The battle was a tactical stalemate – in no small part because of Union General McClellan’s extreme cautiousness – but forced the rebels out of Maryland and gave President Lincoln sufficient political cover to issue the Emancipation Proclamation five days later. That Proclamation did not, technically, free very many people because it applied mainly to areas in rebellion and not under the control of the U.S. government. But, as the Union re-gained control of the territory in rebellion, the slaves in those areas were freed. This also had the strategic effect of dissuading France and England from recognizing the Confederates. With the Union having won at least a nominal victory and explicitly tied its efforts to ending slavery, France and England couldn’t support the Confederacy.

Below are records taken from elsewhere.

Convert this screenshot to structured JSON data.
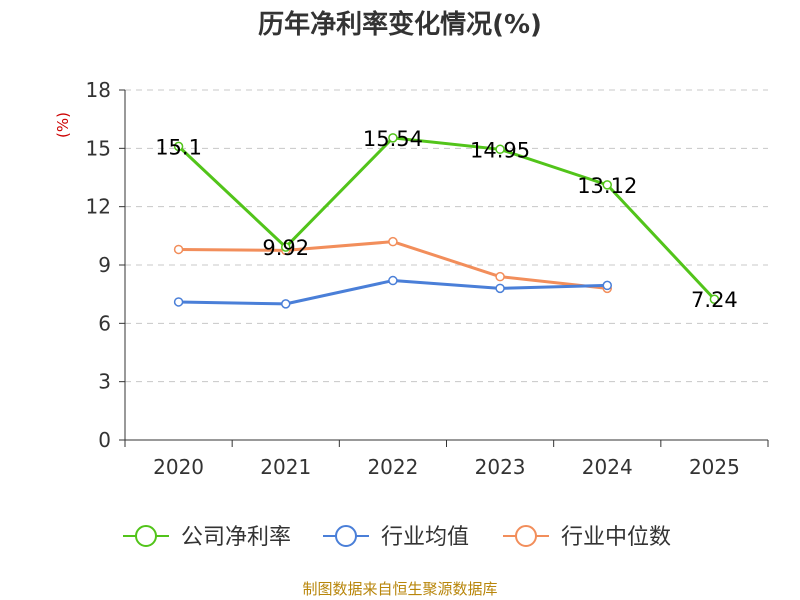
{
  "chart_data": {
    "type": "line",
    "title": "历年净利率变化情况(%)",
    "ylabel": "(%)",
    "ylim": [
      0,
      18
    ],
    "yticks": [
      0,
      3,
      6,
      9,
      12,
      15,
      18
    ],
    "categories": [
      "2020",
      "2021",
      "2022",
      "2023",
      "2024",
      "2025"
    ],
    "grid": true,
    "legend_position": "bottom",
    "series": [
      {
        "name": "公司净利率",
        "color": "#52c41a",
        "values": [
          15.1,
          9.92,
          15.54,
          14.95,
          13.12,
          7.24
        ],
        "labels": [
          "15.1",
          "9.92",
          "15.54",
          "14.95",
          "13.12",
          "7.24"
        ],
        "show_labels": true
      },
      {
        "name": "行业均值",
        "color": "#4a7fd8",
        "values": [
          7.1,
          7.0,
          8.2,
          7.8,
          7.95,
          null
        ],
        "show_labels": false
      },
      {
        "name": "行业中位数",
        "color": "#f28e5b",
        "values": [
          9.8,
          9.75,
          10.2,
          8.4,
          7.8,
          null
        ],
        "show_labels": false
      }
    ]
  },
  "source": "制图数据来自恒生聚源数据库"
}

Far from seeing it as a positive good worth committing treason over – as the officials in the state governments of the South had done – France and England had abolished the practice.
The Confederates were on their own. They were weaker and in the wrong. Eventually, the United States would win and preserve our country.
varangianguard says
What? No comments from the SotC gallery?
Doug says
I may have alienated them over the years by my intemperance on this issue.
Barry says
Driving south on I-70 to Frederick, Md. in July we hit a terrible traffic jam north of Hagerstown. We decided to take a back road and low and behold we found ourselves in Sharpsburg. Md. near the Antietam Battlefield. What an incredible place, frozen in time. I grew up in Maryland and had never been there. Like Gettysburg, you cannot go to the place itself without it speaking to you about the impact of the battle on the next 150 years of our history.
varangianguard says
And, not just our history. France and England might have been very sorry 55 years later without the AEF in France had they chosen to recognize the Confederacy in 1862.
Doug says
“Lafayette we are here . . . FOR PAYBACK!”
varangianguard says
Plenty of German immigrants in the North. In WWI, it might not have taken so much to abstain, or join another side.
What if transatlantic cables had not all originated in England? The propaganda war in the North might have looked much different.